Accès à la santé

Ghana: que reste-t-il après le désengagement de la CRS?

La CRS a consacré une étude à la durabilité de ses projets de santé. En voici les principales conclusions concernant le Ghana.

La Croix-Rouge suisse (CRS) est la seule Société de la Croix-Rouge à déployer des programmes ophtalmologiques aux quatre coins de la planète. Le Ghana figure parmi les premiers pays où la CRS s’est engagée dans ce domaine, œuvrant pendant une dizaine d’années (1996-2006) aux côtés de la Croix-Rouge ghanéenne et du ministère de la santé. Onze cliniques ophtalmologiques ont ainsi été construites et équipées, leur personnel a été formé à effectuer des examens de la vue et des opérations de la cataracte, et des services mobiles ont été mis en place. Des bénévoles qualifiés de la Croix-Rouge ont sensibilisé les villageois aux maladies oculaires, réalisé des tests de la vue et accompagné à la clinique la plus proche des patients aveugles en attente d’une opération. Dix ans après le désengagement de la CRS, qu’est-il advenu des établissements ophtalmologiques bâtis? Les personnes malvoyantes ou atteintes de cécité réversible ont-elles encore accès à des prestations adaptées, à des lunettes correctrices ou à des opérations chirurgicales?

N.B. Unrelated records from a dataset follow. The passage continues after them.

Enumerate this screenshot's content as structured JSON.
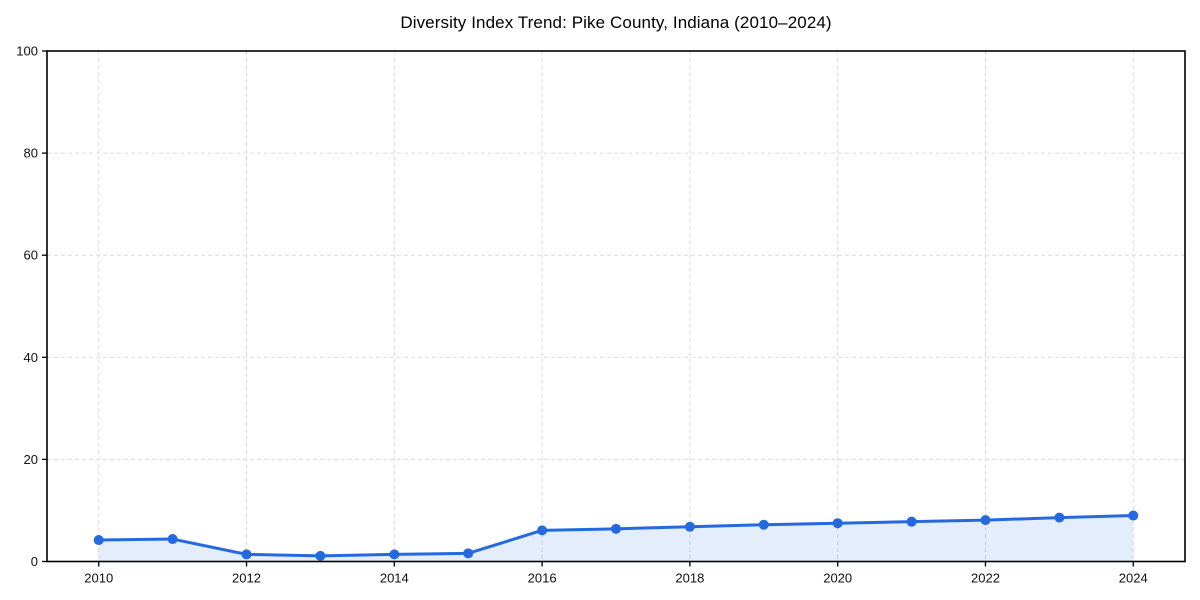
{
  "title": "Diversity Index Trend: Pike County, Indiana (2010–2024)",
  "chart_data": {
    "type": "line",
    "title": "Diversity Index Trend: Pike County, Indiana (2010–2024)",
    "xlabel": "",
    "ylabel": "",
    "x": [
      2010,
      2011,
      2012,
      2013,
      2014,
      2015,
      2016,
      2017,
      2018,
      2019,
      2020,
      2021,
      2022,
      2023,
      2024
    ],
    "series": [
      {
        "name": "Diversity Index",
        "values": [
          4.2,
          4.4,
          1.4,
          1.1,
          1.4,
          1.6,
          6.1,
          6.4,
          6.8,
          7.2,
          7.5,
          7.8,
          8.1,
          8.6,
          9.0
        ]
      }
    ],
    "xlim": [
      2009.3,
      2024.7
    ],
    "ylim": [
      0,
      100
    ],
    "xticks": [
      2010,
      2012,
      2014,
      2016,
      2018,
      2020,
      2022,
      2024
    ],
    "yticks": [
      0,
      20,
      40,
      60,
      80,
      100
    ],
    "grid": true,
    "grid_style": "dashed",
    "legend": false,
    "marker": "circle",
    "area_fill": true,
    "colors": {
      "line": "#2569e0",
      "marker": "#2569e0",
      "fill": "rgba(37,105,224,0.12)",
      "grid": "#dcdcdc",
      "spine": "#000000",
      "text": "#111111",
      "background": "#ffffff"
    }
  }
}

Premier constat: les onze cliniques sont toujours en service. Après une chute initiale, le nombre de consultations est reparti à la hausse en 2007. Les établissements qui avaient renoncé aux opérations proposent de nouveau cette prestation. Les cliniques reprises par des organisations religieuses sont celles qui fonctionnent le mieux et qui prennent en charge le plus de patients. On constate un faible taux de rotation du personnel, et les collaborateurs se sentent étroitement liés à «leur» clinique ainsi qu’à la CRS. Preuve en est le soin qu’ils apportent à l’entretien du matériel médical, certains payant même de leur poche les frais de maintenance. Les bénévoles de la Croix-Rouge qui conduisent gratuitement à la clinique des voisins présentant un problème oculaire reçoivent souvent un petit quelque chose de la part du personnel.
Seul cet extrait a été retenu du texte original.